There is no labor shortage in this country. Instead, there is a shortage of jobs that pay a living wage and that is because of the power of capitalists. They have grown richer precisely because they have forced workers to live in a constant state of precarity, and now it is quite literally better to stay home than to work for a pittance.
Of course, the richest man in the world, Amazon’s Jeff Bezos, is a master at coming up with new ways to subjugate workers. Any reports of job growth should be viewed with a very jaundiced eye as predatory capitalism has driven down wages and created a dystopia for workers. Bezos has mastered squeezing the most and giving the least.

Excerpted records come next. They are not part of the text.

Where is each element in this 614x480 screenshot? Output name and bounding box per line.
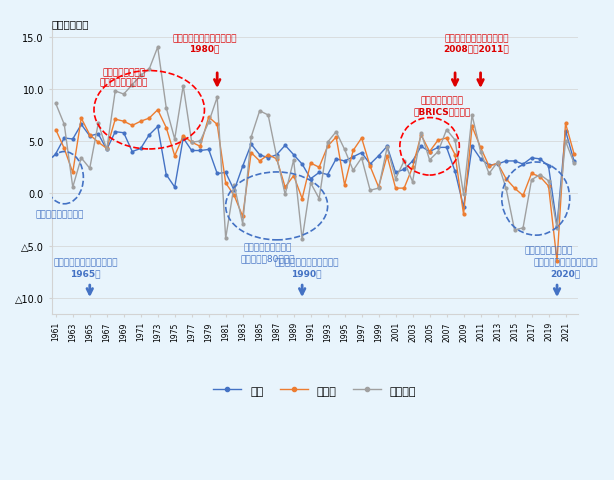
Line: ブラジル: ブラジル bbox=[55, 47, 575, 241]
ブラジル bbox=[163, 106, 170, 111]
Text: コモディティー価格ボトム
2020年: コモディティー価格ボトム 2020年 bbox=[534, 258, 598, 277]
中南米 bbox=[375, 185, 383, 191]
ブラジル bbox=[570, 161, 578, 167]
Text: アンダーパフォーム
（失われた80年代）: アンダーパフォーム （失われた80年代） bbox=[241, 243, 295, 263]
世界 bbox=[570, 159, 578, 165]
Legend: 世界, 中南米, ブラジル: 世界, 中南米, ブラジル bbox=[209, 381, 421, 400]
世界 bbox=[511, 159, 518, 165]
世界 bbox=[553, 223, 561, 229]
Text: アンダーパフォーム: アンダーパフォーム bbox=[524, 246, 573, 255]
Line: 世界: 世界 bbox=[55, 124, 575, 228]
Text: アウトパフォーム
（ブラジルの奇跡）: アウトパフォーム （ブラジルの奇跡） bbox=[99, 68, 148, 87]
中南米 bbox=[316, 165, 323, 171]
Text: （単位：％）: （単位：％） bbox=[52, 19, 89, 29]
Text: コモディティー価格ピーク
1980年: コモディティー価格ピーク 1980年 bbox=[172, 34, 236, 53]
中南米 bbox=[196, 144, 204, 150]
ブラジル bbox=[324, 140, 332, 146]
世界 bbox=[103, 147, 111, 153]
世界 bbox=[316, 170, 323, 176]
ブラジル bbox=[95, 121, 102, 127]
Text: コモディティー価格ピーク
2008年、2011年: コモディティー価格ピーク 2008年、2011年 bbox=[443, 34, 509, 53]
ブラジル bbox=[383, 145, 391, 151]
世界 bbox=[196, 148, 204, 154]
中南米 bbox=[553, 259, 561, 264]
ブラジル bbox=[519, 226, 527, 231]
Line: 中南米: 中南米 bbox=[55, 109, 575, 263]
ブラジル bbox=[52, 101, 60, 107]
世界 bbox=[77, 122, 85, 128]
中南米 bbox=[163, 125, 170, 131]
Text: アウトパフォーム
（BRICSの台頭）: アウトパフォーム （BRICSの台頭） bbox=[414, 96, 471, 116]
世界 bbox=[163, 172, 170, 178]
ブラジル bbox=[196, 139, 204, 144]
中南米 bbox=[52, 128, 60, 133]
Text: コモディティー価格ボトム
1965年: コモディティー価格ボトム 1965年 bbox=[53, 258, 118, 277]
世界 bbox=[375, 154, 383, 159]
ブラジル bbox=[298, 237, 306, 243]
Text: コモディティー価格ボトム
1990年: コモディティー価格ボトム 1990年 bbox=[274, 258, 339, 277]
中南米 bbox=[570, 151, 578, 157]
ブラジル bbox=[154, 45, 161, 51]
中南米 bbox=[511, 186, 518, 192]
Text: アンダーパフォーム: アンダーパフォーム bbox=[36, 210, 84, 218]
中南米 bbox=[154, 108, 161, 113]
中南米 bbox=[95, 140, 102, 146]
世界 bbox=[52, 151, 60, 157]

Amazon warehouse workers suffer from injuries at higher rates than other employees in similar jobs but the injuries are part of the cost of doing business. It is expected that the grueling working conditions will create high turnover which is exactly what Amazon wants. A revolving door of employees serves their needs quite nicely. Bezos made a big deal about a $15 per hour starting salary but he could certainly afford to pay a lot more, a real living wage. The tight-fisted billionaire who could potentially become a trillionaire got rich the old fashioned way. He cheats workers.
Bezos also comes up with new and ingenious ways to spread the suffering. Amazon Flex delivery drivers are hired by apps and fired by algorithms. They have no interaction with human resources or any humans at all and they must pay a $200 fee to contest terminations that are rarely decided in their favor.
Even when American workers lose their jobs they are still at the mercy of corporate giants. ID.me contracts with states to provide public access to web sites such as those used for unemployment claims. Their facial recognition software doesn’t verify everyone properly and desperate people wait days and weeks for their unemployment payments to arrive. As with Amazon there is no one to speak to for help. But state governments turn over millions of dollars to ID.me in order to cheat people out of benefits they have earned. Currently 30 states contract with ID.me to make sure that the most vulnerable are kicked while they are down.
The algorithm hirings and firings and the facial recognition technology problems are not bugs in the system. They are features. They are doing precisely what they are intended to do, keep workers poor, desperate, and at the mercy of capitalists. Cruelty is the point.